IMO, not worth the effort. The extra time it takes to try and carefully remove the existing, then go through and remove all the nails, then plane the boards and inevitably damage a couple sets of blades on nails that you overlooked isn't worth it to me. Also, keep in mind that the max recommended span for 5/4 decking is 14.5" (16" joist centers). If you have to remove a substantial amount, you may end up with some sponginess between joists. My deck is in a similar situation to yours, it will be getting composite deck boards this year. One less maintenance item to take away from time on the bike......:smile:


----------



## igster (Oct 31, 2013)

I think I am going to basically tear the whole thing down and re - build from scratch anyways...the way they originally did it is scary. 4x4 posts, two which are severely bowed...double 2x10 joists toe - nailed instead of using joist hangers... 2 ft spacing...planks with barely 1/8" spacing...looks like the only thing they did right were the lag bolts on the ledger board.


----------



## asevereid (Apr 15, 2012)

With that description in mind, I gotta say I am glad that you are deciding to tear down and rebuild.
But look at the bright side!
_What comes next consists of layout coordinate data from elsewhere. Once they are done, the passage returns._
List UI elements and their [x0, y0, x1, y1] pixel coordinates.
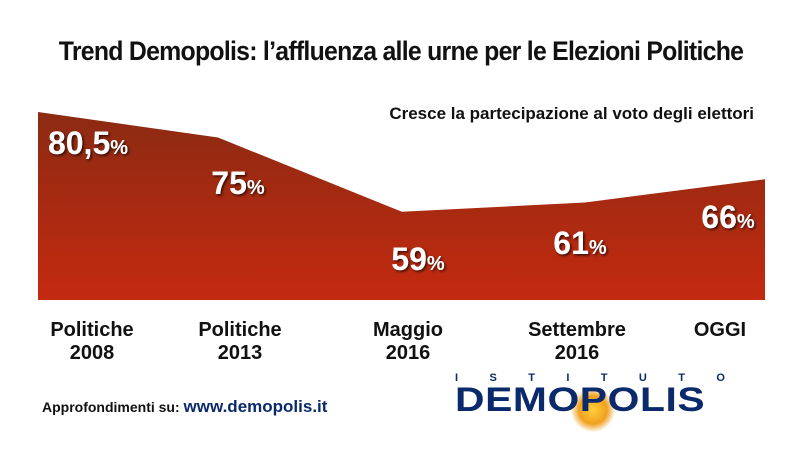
logo-tagline-letter: S — [489, 372, 497, 384]
chart-title: Trend Demopolis: l’affluenza alle urne p… — [58, 36, 744, 66]
footer: Approfondimenti su: www.demopolis.it — [42, 397, 327, 417]
data-label: 59% — [391, 241, 445, 277]
logo-tagline-letter: U — [638, 372, 647, 384]
data-label: 75% — [211, 165, 265, 201]
data-label: 80,5% — [48, 125, 128, 161]
logo-tagline-letter: T — [528, 372, 535, 384]
footer-label: Approfondimenti su: — [42, 399, 180, 415]
logo-tagline-letter: T — [600, 372, 608, 384]
logo-sun-glow — [571, 388, 615, 432]
chart-subtitle: Cresce la partecipazione al voto degli e… — [389, 104, 754, 123]
x-tick-label: Settembre — [528, 319, 626, 341]
data-label: 66% — [701, 199, 755, 235]
x-tick-label: Politiche — [50, 319, 133, 341]
data-label: 61% — [553, 225, 607, 261]
x-tick-label: 2016 — [555, 342, 600, 364]
logo-tagline-letter: O — [716, 372, 725, 384]
x-tick-label: OGGI — [694, 319, 746, 341]
logo-tagline-letter: I — [566, 372, 570, 384]
logo-tagline-letter: I — [455, 372, 459, 384]
logo-wordmark: DEMOPOLIS — [455, 381, 706, 419]
demopolis-logo: I S T I T U T O DEMOPOLIS — [455, 372, 725, 432]
x-tick-label: 2016 — [386, 342, 431, 364]
x-tick-label: Politiche — [198, 319, 281, 341]
logo-tagline-letter: T — [678, 372, 685, 384]
x-tick-label: 2008 — [70, 342, 115, 364]
x-tick-label: Maggio — [373, 319, 443, 341]
footer-url-link[interactable]: www.demopolis.it — [183, 397, 328, 416]
turnout-area — [38, 112, 765, 300]
x-tick-label: 2013 — [218, 342, 263, 364]
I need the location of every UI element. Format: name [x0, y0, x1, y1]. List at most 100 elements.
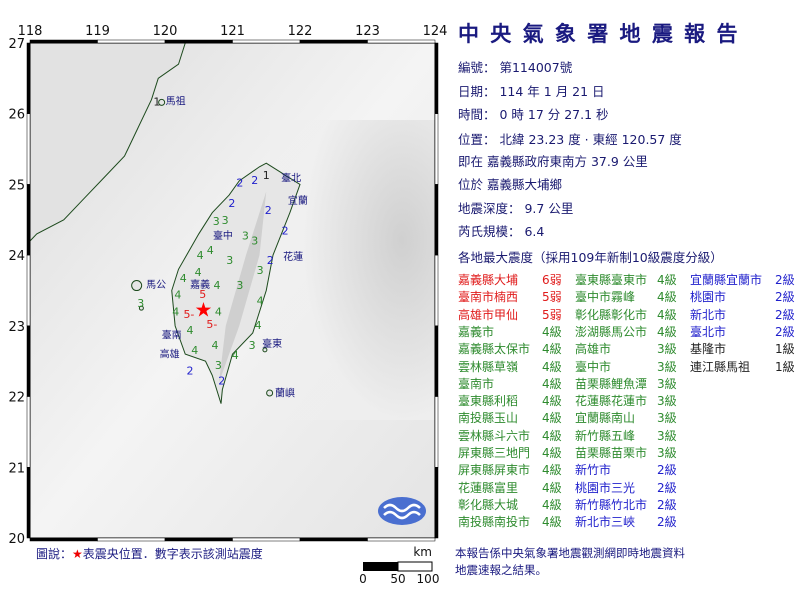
station-intensity-label: 3 [236, 279, 243, 292]
station-intensity-label: 4 [215, 306, 222, 319]
frame-segment-right [434, 113, 439, 185]
intensity-place: 苗栗縣鯉魚潭 [575, 376, 648, 391]
intensity-place: 臺南市 [458, 376, 495, 391]
station-intensity-label: 3 [242, 229, 249, 242]
penghu-island [131, 280, 143, 292]
frame-segment-right [434, 396, 439, 468]
station-intensity-label: 4 [197, 249, 204, 262]
intensity-level: 3級 [657, 376, 677, 391]
station-intensity-label: 1 [153, 96, 160, 109]
lon-tick-label: 123 [355, 24, 380, 39]
station-intensity-label: 2 [218, 374, 225, 387]
report-location: 位置： 北緯 23.23 度 · 東經 120.57 度 [458, 132, 682, 147]
lat-tick-label: 22 [8, 391, 25, 406]
frame-segment-top [97, 39, 166, 44]
lat-tick-label: 23 [8, 320, 25, 335]
lat-tick-label: 27 [8, 37, 25, 52]
intensity-place: 嘉義縣太保市 [458, 342, 531, 357]
place-name-label: 臺北 [281, 171, 301, 184]
station-intensity-label: 4 [207, 244, 214, 257]
station-intensity-label: 4 [232, 349, 239, 362]
matsu-island [158, 98, 166, 106]
intensity-place: 高雄市甲仙 [458, 307, 519, 322]
station-intensity-label: 4 [186, 324, 193, 337]
report-time: 時間： 0 時 17 分 27.1 秒 [458, 107, 609, 122]
intensity-place: 嘉義市 [458, 324, 495, 339]
intensity-level: 4級 [542, 497, 562, 512]
landmasses [29, 42, 301, 404]
report-title: 中 央 氣 象 署 地 震 報 告 [458, 22, 740, 46]
intensity-level: 2級 [657, 515, 677, 530]
intensity-level: 4級 [542, 342, 562, 357]
lon-tick-label: 120 [153, 24, 178, 39]
intensity-level: 4級 [542, 376, 562, 391]
scale-segment-white [397, 561, 433, 572]
intensity-place: 高雄市 [575, 342, 612, 357]
cwa-logo-icon [378, 497, 426, 525]
station-intensity-label: 4 [174, 289, 181, 302]
intensity-place: 南投縣南投市 [458, 515, 531, 530]
intensity-level: 1級 [775, 342, 795, 357]
frame-segment-right [434, 325, 439, 397]
station-intensity-label: 4 [191, 344, 198, 357]
intensity-level: 4級 [657, 290, 677, 305]
station-intensity-label: 3 [226, 254, 233, 267]
intensity-place: 臺中市 [575, 359, 612, 374]
scale-tick-label: 0 [359, 572, 367, 586]
frame-segment-bottom [299, 537, 368, 542]
place-name-label: 臺東 [262, 337, 282, 350]
station-intensity-label: 3 [222, 214, 229, 227]
intensity-level: 3級 [657, 428, 677, 443]
intensity-place: 新竹縣五峰 [575, 428, 636, 443]
intensity-place: 花蓮縣花蓮市 [575, 394, 648, 409]
station-intensity-label: 3 [251, 234, 258, 247]
intensity-level: 3級 [657, 342, 677, 357]
frame-segment-bottom [29, 537, 98, 542]
intensity-level: 4級 [542, 324, 562, 339]
report-area: 位於 嘉義縣大埔鄉 [458, 177, 562, 192]
intensity-level: 4級 [542, 394, 562, 409]
station-intensity-label: 3 [215, 359, 222, 372]
intensity-place: 新竹縣竹北市 [575, 497, 648, 512]
place-name-label: 臺中 [213, 229, 233, 242]
intensity-place: 臺東縣臺東市 [575, 273, 648, 287]
intensity-level: 6弱 [542, 273, 562, 287]
station-intensity-label: 4 [180, 272, 187, 285]
report-magnitude: 芮氏規模： 6.4 [458, 224, 545, 239]
intensity-place: 桃園市三光 [575, 480, 636, 495]
intensity-level: 4級 [542, 359, 562, 374]
intensity-place: 宜蘭縣宜蘭市 [690, 273, 763, 287]
station-intensity-label: 4 [195, 266, 202, 279]
frame-segment-bottom [164, 537, 233, 542]
frame-segment-top [232, 39, 301, 44]
legend-text: 表震央位置．數字表示該測站震度 [82, 547, 263, 561]
intensity-place: 雲林縣草嶺 [458, 359, 519, 374]
intensity-level: 5弱 [542, 307, 562, 322]
report-date: 日期： 114 年 1 月 21 日 [458, 84, 605, 99]
epicenter-star-icon: ★ [195, 298, 213, 322]
lon-tick-label: 124 [423, 24, 448, 39]
place-name-label: 蘭嶼 [275, 386, 295, 399]
lat-tick-label: 24 [8, 249, 25, 264]
station-intensity-label: 5- [206, 318, 217, 331]
intensity-level: 2級 [657, 480, 677, 495]
intensity-level: 2級 [657, 463, 677, 478]
place-name-label: 臺南 [162, 328, 182, 341]
station-intensity-label: 4 [211, 339, 218, 352]
report-note-line2: 地震速報之結果。 [455, 563, 547, 577]
intensity-place: 宜蘭縣南山 [575, 411, 636, 426]
intensity-level: 2級 [775, 324, 795, 339]
report-relative-location: 即在 嘉義縣政府東南方 37.9 公里 [458, 154, 648, 169]
scale-tick-label: 50 [390, 572, 405, 586]
intensity-level: 4級 [657, 273, 677, 287]
legend-prefix: 圖說： [36, 547, 73, 561]
lon-tick-label: 119 [85, 24, 110, 39]
frame-segment-right [434, 467, 439, 539]
intensity-place: 新竹市 [575, 463, 612, 478]
intensity-place: 新北市 [690, 307, 727, 322]
station-intensity-label: 4 [213, 279, 220, 292]
station-intensity-label: 5 [199, 288, 206, 301]
intensity-place: 臺北市 [690, 324, 727, 339]
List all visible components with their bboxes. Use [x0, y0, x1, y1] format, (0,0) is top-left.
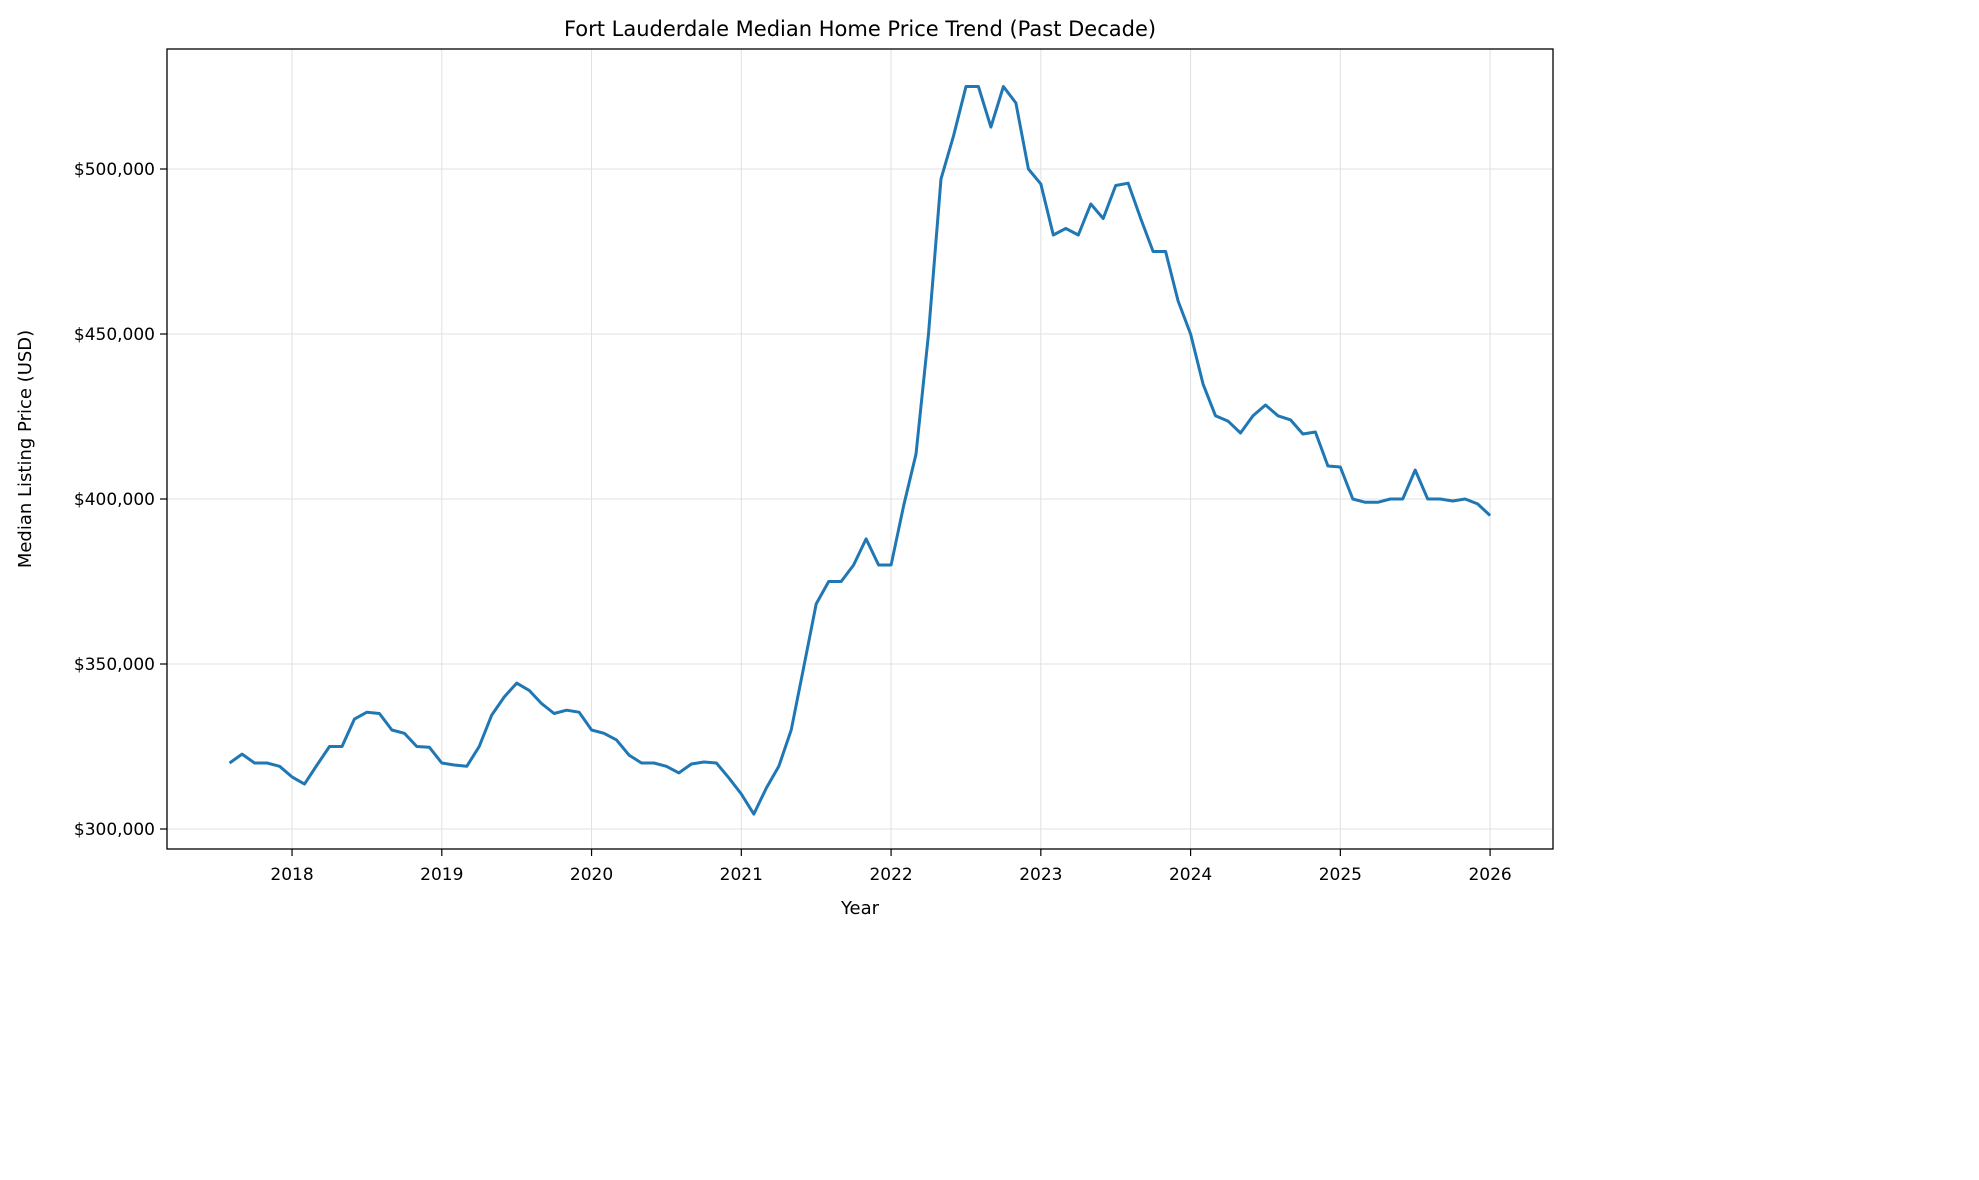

Now you can start a deck building thread.:thumbsup:


----------



## Moark Willy (Jan 10, 2013)

If it's sound, why replace it? There are a few companies that sell a coating that is quite thick and will basically resurface the deck. It's not cheap, but cheaper than building a new deck, cheaper than a set of quality carbide planer blades and much faster.


----------



## nwoodward (Feb 2, 2014)

When I bought my little house the deck was a simple 10'x16' and never chemically treated properly so the 2x planking showed much sun and rain wear. Easiest solution on a budget was removed all the screws and flipped all the boards. I did however use 80 grit belt sander on areas residue had built up . Your going to find where the plank crossed a framing joist the board has a 'clean' spot with dark residue on either side. But in the end the deck floor looked brand new.


----------